White injured his left knee in 2009 and his right shoulder in 2010. In May 2011 MTA filed a MOP and paid White ongoing varying partial incapacity benefits on his shoulder injury. In July 2011, White announced his intention to retire and draw his retirement pension effective 9/30/11. On 8/1/11, White reinjured his left knee at work, requiring additional work restrictions. MTA was unable to accommodate those restrictions and put White out of work entirely as of 8/10/11 – a few weeks before he was set to retire.

On 8/17/11, MTA unilaterally discontinued White’s varying partial benefits on the shoulder injury based on his prior “increased earnings” at MTA. White and MTA then entered into a mediation agreement requiring MTA to pay total incapacity benefits on the 2011 knee injury from 8/11/11 to 9/30/11. White later filed petitions on all 3 dates of injury. Judge Stovall found that White’s earnings at MTA were less than his pre-injury AWW, so MTA lacked authority under § 205(9)(A) to unilaterally discontinue his benefits. He ordered reinstatement of varying partial benefits on the 2010 shoulder injury pending a proper discontinuance of those benefits, at which point White would be entitled to fixed partial benefits, based on an imputed earning capacity and offset by MTA’s proportional contribution to White’s pension benefits, once the parties determined that proportion. Both parties appealed.

MTA argued that White’s decision to retire was made before his 8/1/11 injury, raising the retirement presumption that his lost earnings were not the result of an injury. The Appellate Division affirmed Judge Stovall’s decision not to apply the retirement presumption, consistent with the Maine Supreme Court’s 1997 decision in Cesare v. GNP, as White was out of work with a work injury before he actually retired. MTA also argued that White’s post-injury earnings allowed MTA to unilaterally discontinue benefits, but the Appellate Division panel found competent evidence to support Judge Stovall's finding that White’s earnings were diminished, thus requiring MTA to use a 21-day certificate to suspend benefits.

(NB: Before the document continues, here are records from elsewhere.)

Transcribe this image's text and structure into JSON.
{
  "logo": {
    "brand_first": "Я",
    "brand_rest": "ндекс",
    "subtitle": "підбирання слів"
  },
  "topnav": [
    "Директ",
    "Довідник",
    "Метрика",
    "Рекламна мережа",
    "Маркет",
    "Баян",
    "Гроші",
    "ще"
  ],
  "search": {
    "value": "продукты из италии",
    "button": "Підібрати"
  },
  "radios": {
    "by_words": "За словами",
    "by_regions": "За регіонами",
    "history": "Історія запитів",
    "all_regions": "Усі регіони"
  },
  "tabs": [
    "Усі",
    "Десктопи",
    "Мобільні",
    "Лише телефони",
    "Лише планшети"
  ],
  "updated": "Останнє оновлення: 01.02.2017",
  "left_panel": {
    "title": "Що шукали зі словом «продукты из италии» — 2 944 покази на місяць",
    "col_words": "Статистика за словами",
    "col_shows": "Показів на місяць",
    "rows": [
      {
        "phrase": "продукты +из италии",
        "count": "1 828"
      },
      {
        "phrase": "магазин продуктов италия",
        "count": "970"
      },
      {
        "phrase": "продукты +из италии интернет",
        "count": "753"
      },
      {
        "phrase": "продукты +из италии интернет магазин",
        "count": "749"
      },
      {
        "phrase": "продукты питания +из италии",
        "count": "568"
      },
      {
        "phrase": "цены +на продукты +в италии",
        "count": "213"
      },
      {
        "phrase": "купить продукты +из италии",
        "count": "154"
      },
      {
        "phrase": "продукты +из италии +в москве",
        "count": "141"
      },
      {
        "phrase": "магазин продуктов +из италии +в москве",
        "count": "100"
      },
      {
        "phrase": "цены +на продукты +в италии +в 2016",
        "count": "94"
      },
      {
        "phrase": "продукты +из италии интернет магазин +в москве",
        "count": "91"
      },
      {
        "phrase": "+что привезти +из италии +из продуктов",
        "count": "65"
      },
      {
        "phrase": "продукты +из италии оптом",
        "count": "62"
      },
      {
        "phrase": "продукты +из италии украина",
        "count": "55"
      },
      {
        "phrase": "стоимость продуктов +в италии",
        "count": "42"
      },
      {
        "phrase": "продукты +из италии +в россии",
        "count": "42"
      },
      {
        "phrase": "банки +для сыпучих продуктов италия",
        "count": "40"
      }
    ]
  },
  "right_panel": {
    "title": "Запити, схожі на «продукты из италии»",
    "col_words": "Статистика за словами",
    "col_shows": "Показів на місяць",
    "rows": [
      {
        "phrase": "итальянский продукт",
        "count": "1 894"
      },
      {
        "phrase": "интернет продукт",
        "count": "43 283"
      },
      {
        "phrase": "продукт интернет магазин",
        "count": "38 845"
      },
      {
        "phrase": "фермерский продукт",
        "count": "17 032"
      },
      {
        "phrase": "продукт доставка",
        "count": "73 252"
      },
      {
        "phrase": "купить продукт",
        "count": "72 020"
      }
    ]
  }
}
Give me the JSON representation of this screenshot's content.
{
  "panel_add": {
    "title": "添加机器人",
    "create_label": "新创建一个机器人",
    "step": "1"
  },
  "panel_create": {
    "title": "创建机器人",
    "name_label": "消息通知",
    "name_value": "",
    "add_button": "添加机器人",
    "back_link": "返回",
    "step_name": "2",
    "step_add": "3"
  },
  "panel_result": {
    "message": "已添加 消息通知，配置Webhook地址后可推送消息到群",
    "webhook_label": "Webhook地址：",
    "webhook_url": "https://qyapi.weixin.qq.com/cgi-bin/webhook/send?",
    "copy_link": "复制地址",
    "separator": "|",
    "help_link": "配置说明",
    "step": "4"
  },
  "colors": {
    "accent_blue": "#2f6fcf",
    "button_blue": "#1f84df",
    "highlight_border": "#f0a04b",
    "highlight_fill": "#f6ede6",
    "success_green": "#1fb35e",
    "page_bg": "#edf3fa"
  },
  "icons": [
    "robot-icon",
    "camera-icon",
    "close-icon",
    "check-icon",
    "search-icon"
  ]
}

White argued that, because MTA did not produce evidence at the hearing of the parties' proportional pension contributions to retirement benefits, Judge Stovall should have found that MTA did not contribute to the benefits at all and ordered MTA to pay benefits accordingly, rather than allowing MTA to produce the missing evidence later. The Appellate Division rejected that argument, finding the ALJ has the authority to reserve issues for future discussion and resolution. Finally, White argued that, despite the closed-end mediation agreement, MTA should still have used a 21-day discontinuance to stop payment of benefits. He contended that a formal mediation did not occur because an advocate was not assigned. The Appellate Division rejected that argument, holding that mediation agreements have the force and effect of decrees, even if one or both of the parties are not represented by counsel at that stage.